Foram 11 anos à frente de festival londrinense, sempre na estrada capital-interior. Apesar de estar afastada oficialmente dos eventos culturais da cidade, a relação com Londrina não adormeceu. Tanto é que em 1999, Cloris adquiriu os direitos autorais do livro Terra Vermelha (do londrinense Domingos Pellegrini), o qual quer ver transformado em filme a partir do ano que vem.
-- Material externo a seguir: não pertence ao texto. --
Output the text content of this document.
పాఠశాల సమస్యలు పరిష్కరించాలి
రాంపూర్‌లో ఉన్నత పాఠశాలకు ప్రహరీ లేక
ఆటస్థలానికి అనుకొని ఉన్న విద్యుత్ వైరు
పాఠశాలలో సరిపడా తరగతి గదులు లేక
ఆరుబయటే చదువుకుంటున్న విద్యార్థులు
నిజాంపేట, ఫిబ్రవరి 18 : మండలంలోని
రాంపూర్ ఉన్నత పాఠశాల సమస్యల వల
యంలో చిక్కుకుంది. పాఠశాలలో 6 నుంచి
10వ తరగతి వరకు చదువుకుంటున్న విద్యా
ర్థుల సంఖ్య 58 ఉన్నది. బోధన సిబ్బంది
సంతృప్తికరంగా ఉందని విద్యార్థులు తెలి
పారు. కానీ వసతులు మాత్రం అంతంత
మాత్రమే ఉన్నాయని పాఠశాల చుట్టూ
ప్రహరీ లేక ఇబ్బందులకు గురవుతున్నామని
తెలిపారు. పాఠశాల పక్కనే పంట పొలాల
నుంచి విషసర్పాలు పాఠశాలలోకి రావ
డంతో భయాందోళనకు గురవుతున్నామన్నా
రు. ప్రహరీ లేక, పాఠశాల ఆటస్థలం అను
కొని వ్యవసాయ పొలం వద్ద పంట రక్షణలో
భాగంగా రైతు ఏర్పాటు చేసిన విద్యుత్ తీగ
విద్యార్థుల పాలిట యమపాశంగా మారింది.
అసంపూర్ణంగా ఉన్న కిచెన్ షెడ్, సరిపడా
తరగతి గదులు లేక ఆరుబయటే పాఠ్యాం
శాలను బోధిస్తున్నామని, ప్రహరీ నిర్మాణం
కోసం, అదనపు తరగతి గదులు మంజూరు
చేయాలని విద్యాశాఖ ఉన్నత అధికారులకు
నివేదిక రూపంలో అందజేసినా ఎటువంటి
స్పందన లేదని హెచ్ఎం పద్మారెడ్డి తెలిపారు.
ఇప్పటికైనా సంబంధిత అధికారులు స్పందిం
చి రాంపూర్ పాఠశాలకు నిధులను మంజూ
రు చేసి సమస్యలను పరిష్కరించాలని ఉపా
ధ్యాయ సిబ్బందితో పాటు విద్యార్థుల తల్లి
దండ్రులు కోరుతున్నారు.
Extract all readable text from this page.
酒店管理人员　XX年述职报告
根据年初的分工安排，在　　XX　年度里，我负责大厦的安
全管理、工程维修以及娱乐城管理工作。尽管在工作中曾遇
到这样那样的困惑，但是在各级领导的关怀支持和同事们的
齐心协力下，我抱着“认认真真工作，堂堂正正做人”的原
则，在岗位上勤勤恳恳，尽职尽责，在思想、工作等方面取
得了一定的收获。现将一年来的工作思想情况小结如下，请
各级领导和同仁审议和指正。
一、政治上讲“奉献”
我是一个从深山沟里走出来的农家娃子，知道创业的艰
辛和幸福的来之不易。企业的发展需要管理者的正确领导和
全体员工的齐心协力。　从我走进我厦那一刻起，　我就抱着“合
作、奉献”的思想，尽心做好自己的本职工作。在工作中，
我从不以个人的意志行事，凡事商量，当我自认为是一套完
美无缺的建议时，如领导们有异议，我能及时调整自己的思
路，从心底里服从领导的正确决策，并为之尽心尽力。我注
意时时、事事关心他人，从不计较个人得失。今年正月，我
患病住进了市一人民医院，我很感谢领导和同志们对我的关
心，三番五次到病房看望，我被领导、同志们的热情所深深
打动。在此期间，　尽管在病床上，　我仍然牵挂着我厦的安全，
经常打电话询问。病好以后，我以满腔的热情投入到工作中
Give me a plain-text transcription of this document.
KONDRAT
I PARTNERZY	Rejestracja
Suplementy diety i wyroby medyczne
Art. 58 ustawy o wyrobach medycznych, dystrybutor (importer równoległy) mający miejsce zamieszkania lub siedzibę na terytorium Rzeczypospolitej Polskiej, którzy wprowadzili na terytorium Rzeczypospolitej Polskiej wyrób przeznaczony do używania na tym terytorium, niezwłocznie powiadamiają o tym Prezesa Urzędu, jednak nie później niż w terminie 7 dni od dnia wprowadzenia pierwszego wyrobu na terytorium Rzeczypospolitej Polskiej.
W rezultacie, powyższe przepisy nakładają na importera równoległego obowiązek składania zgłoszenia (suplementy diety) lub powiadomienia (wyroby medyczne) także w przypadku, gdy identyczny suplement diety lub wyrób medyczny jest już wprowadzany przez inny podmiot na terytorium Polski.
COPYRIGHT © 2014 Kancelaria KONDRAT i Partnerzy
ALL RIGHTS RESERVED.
Apesar da Lei Rouanet e das leis de municipais e estaduais incentivo à cultura, a arte no País fica à mercê dos mecenas, diz. ‘‘Se eu me considero uma mecenas? Quem dera ser tão rica assim’’. Aceitando ou não a denominação, a questão é que a empresária curitibana usa todas as horas disponíveis para promover e incentivar a cultura, principalmente a paranaense.
No caso do filme Terra Vermelha, além de apostar em um autor do Estado, Cloris também procura se cercar de ‘‘mão-de-obra’’ local. Com a produtora ‘‘Araucária’’, empresa sem fins lucrativos fundada em 92, vai promover durante este ano algumas oficinas técnicas para formação de pessoal especializado. A primeira delas, de roteiro, aconteceu no início deste ano, outras três já estão agendadas. Uma das exceções entre a trupe paranaense fica por conta do diretor Ruy Guerra.
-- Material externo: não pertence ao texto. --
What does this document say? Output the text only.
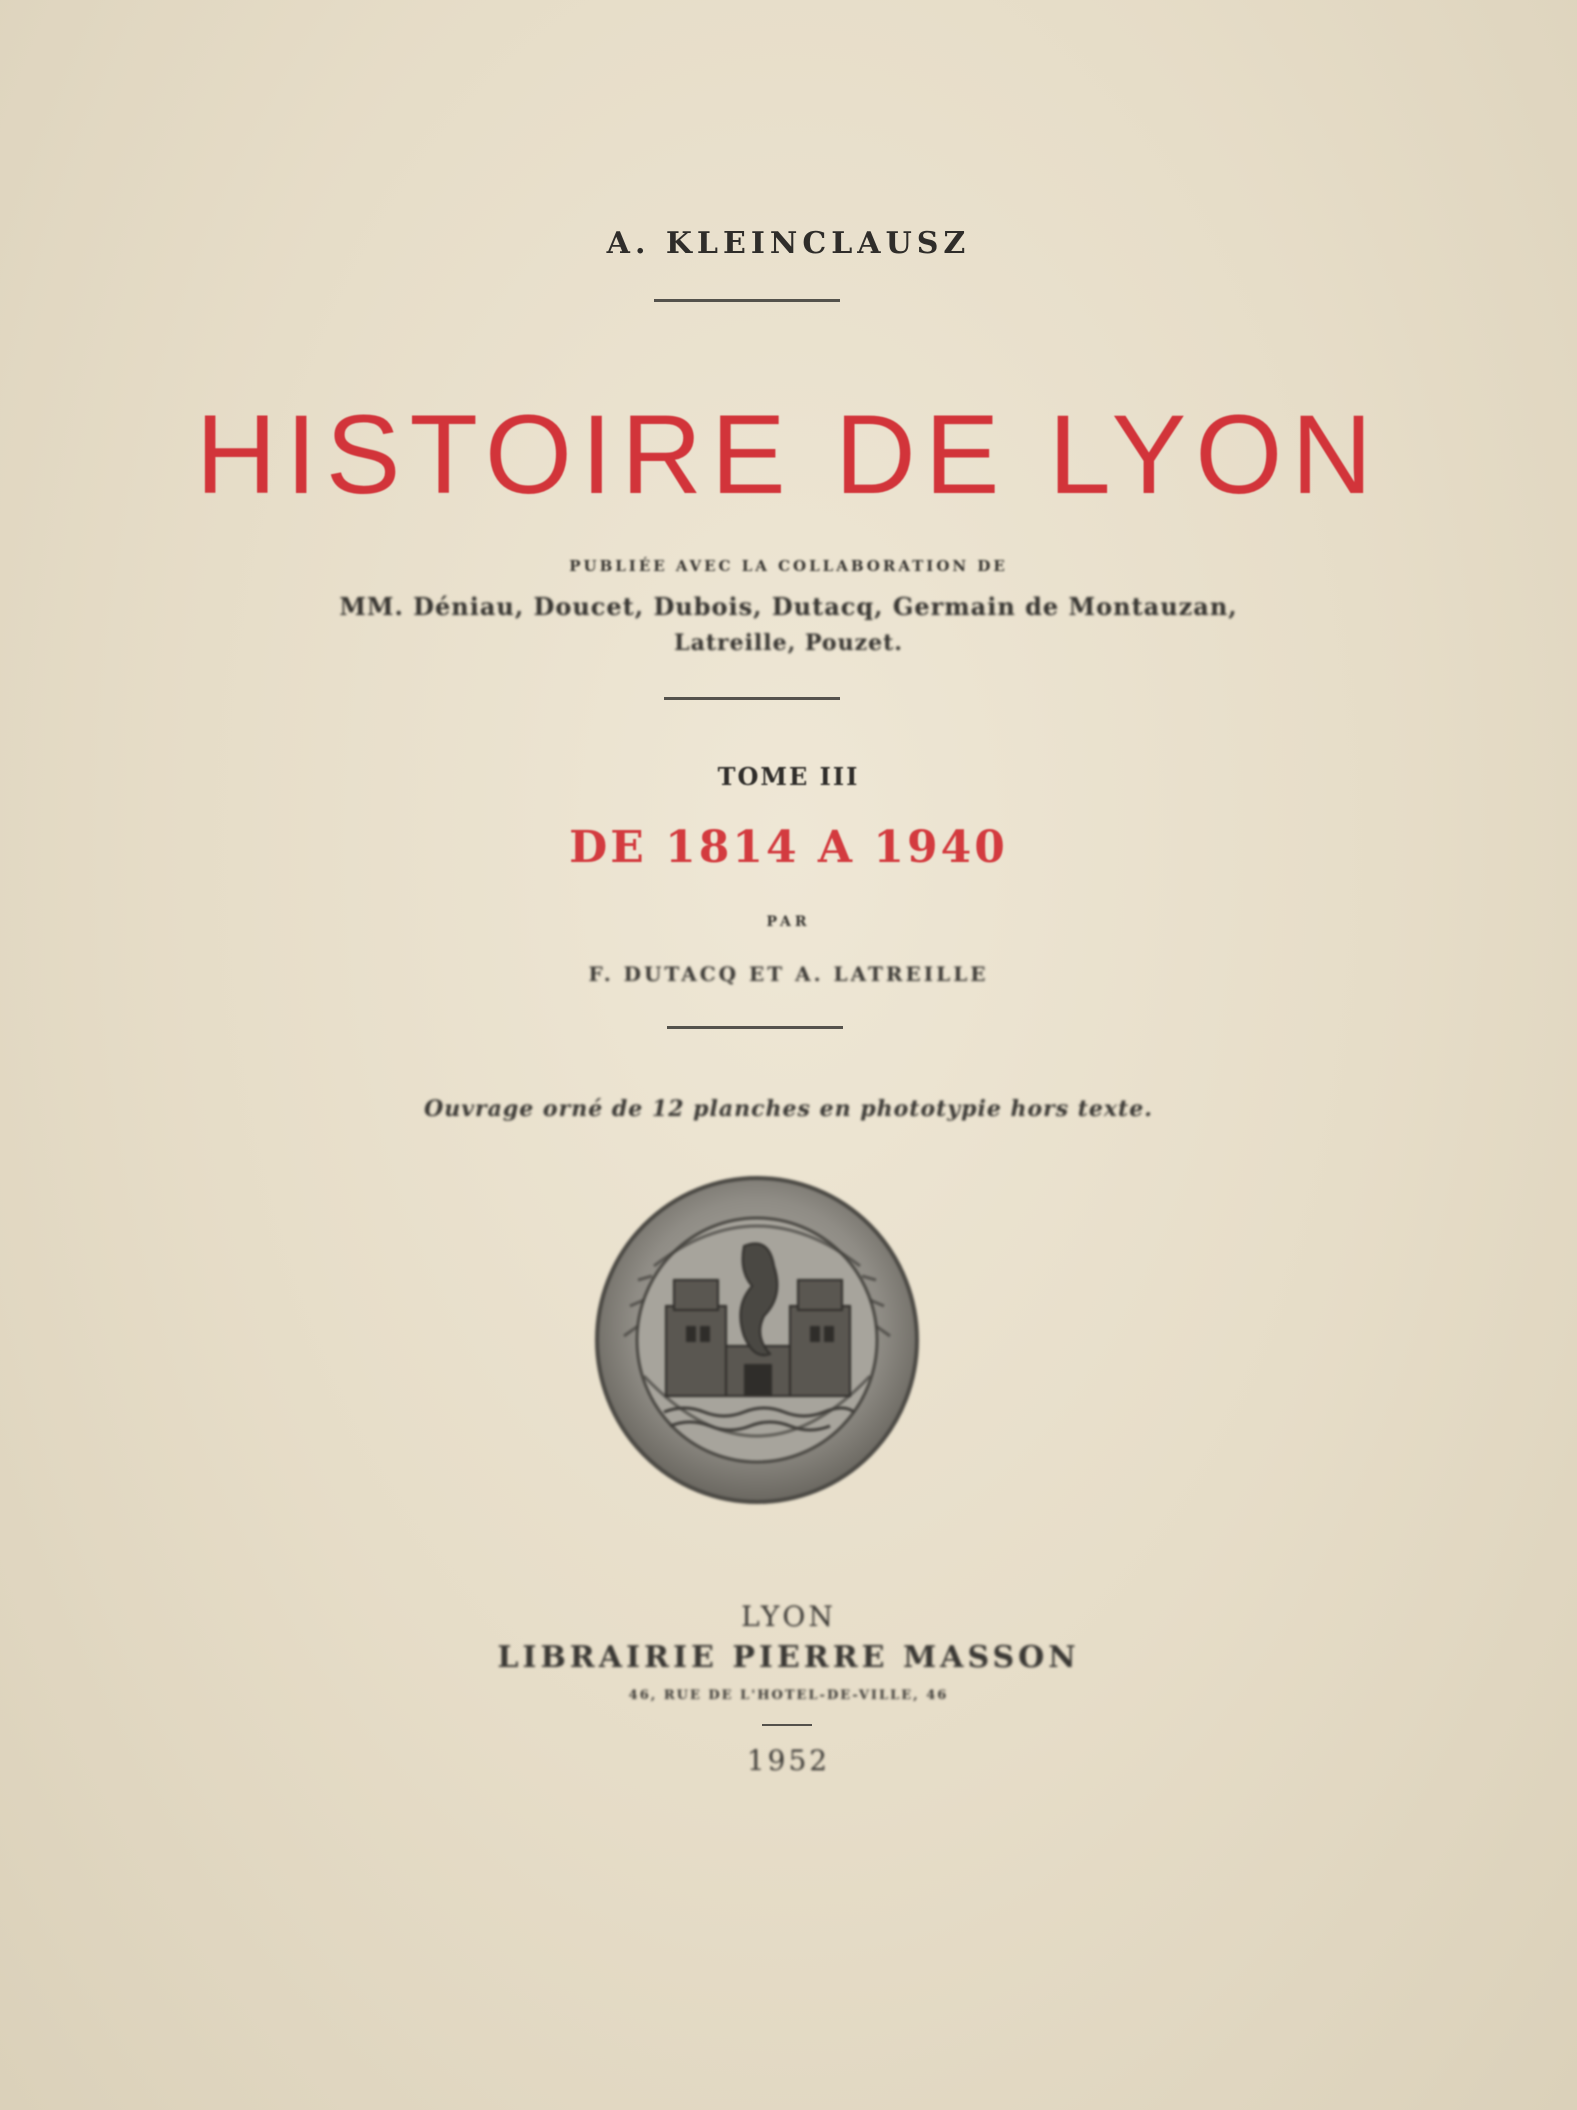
A. KLEINCLAUSZ
HISTOIRE DE LYON
PUBLIÉE AVEC LA COLLABORATION DE
MM. Déniau, Doucet, Dubois, Dutacq, Germain de Montauzan,
Latreille, Pouzet.
TOME III
DE 1814 A 1940
PAR
F. DUTACQ ET A. LATREILLE
Ouvrage orné de 12 planches en phototypie hors texte.
LYON
LIBRAIRIE PIERRE MASSON
46, RUE DE L'HOTEL-DE-VILLE, 46
1952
‘‘É um processo lento, mas temos que fazer a base, plantar bem para ter frutos reais. Se não está bem enraizada não vai vingar’’, explica Cloris. Para ela, por enquanto, o Paraná não consegue disputar com outros estados. O Rio Grande do Sul, por exemplo, já tem mais planejamento’’, afirma. ‘‘A qualidade só vem com o muito saber’’, diz.
Para a empresária, a experiência com a cidade pé-vermelha sempre foi positiva. ‘‘Londrina é participativa e sabe receber. Tem um espírito pioneiro e não tem medo de encarar o novo’’, garante Cloris.
‘‘Quando morava na fazenda, sentia uma necessidade de sair de lá. Por isso, sei que devemos acreditar nos nossos sonhos, mesmo que sejam ousados’’, lembra. Para a empresária, que continua indo atrás do que quer, a sua missão hoje é ajudar os jovens a ganharem o mundo, oferecendo oportunidades, bolsas de estudo e muito incentivo.
Uma das histórias de Cloris inclui um jovem de Cascavel, vencedor de um festival organizado por ela e que hoje é tenor no Rio de Janeiro. ‘‘Algumas possibilidades modificam a vida’’, filosofa. ‘‘A minha gota eu estou fazendo’’, diz.
No Paraná e Santa Catarina, a empresária é responsável pela organização de festivais de música de câmara, dança e cinema. ‘‘Eu me especializei em festivais’’, conta Cloris, que em outubro estará no Chile, no comando de um festival de música.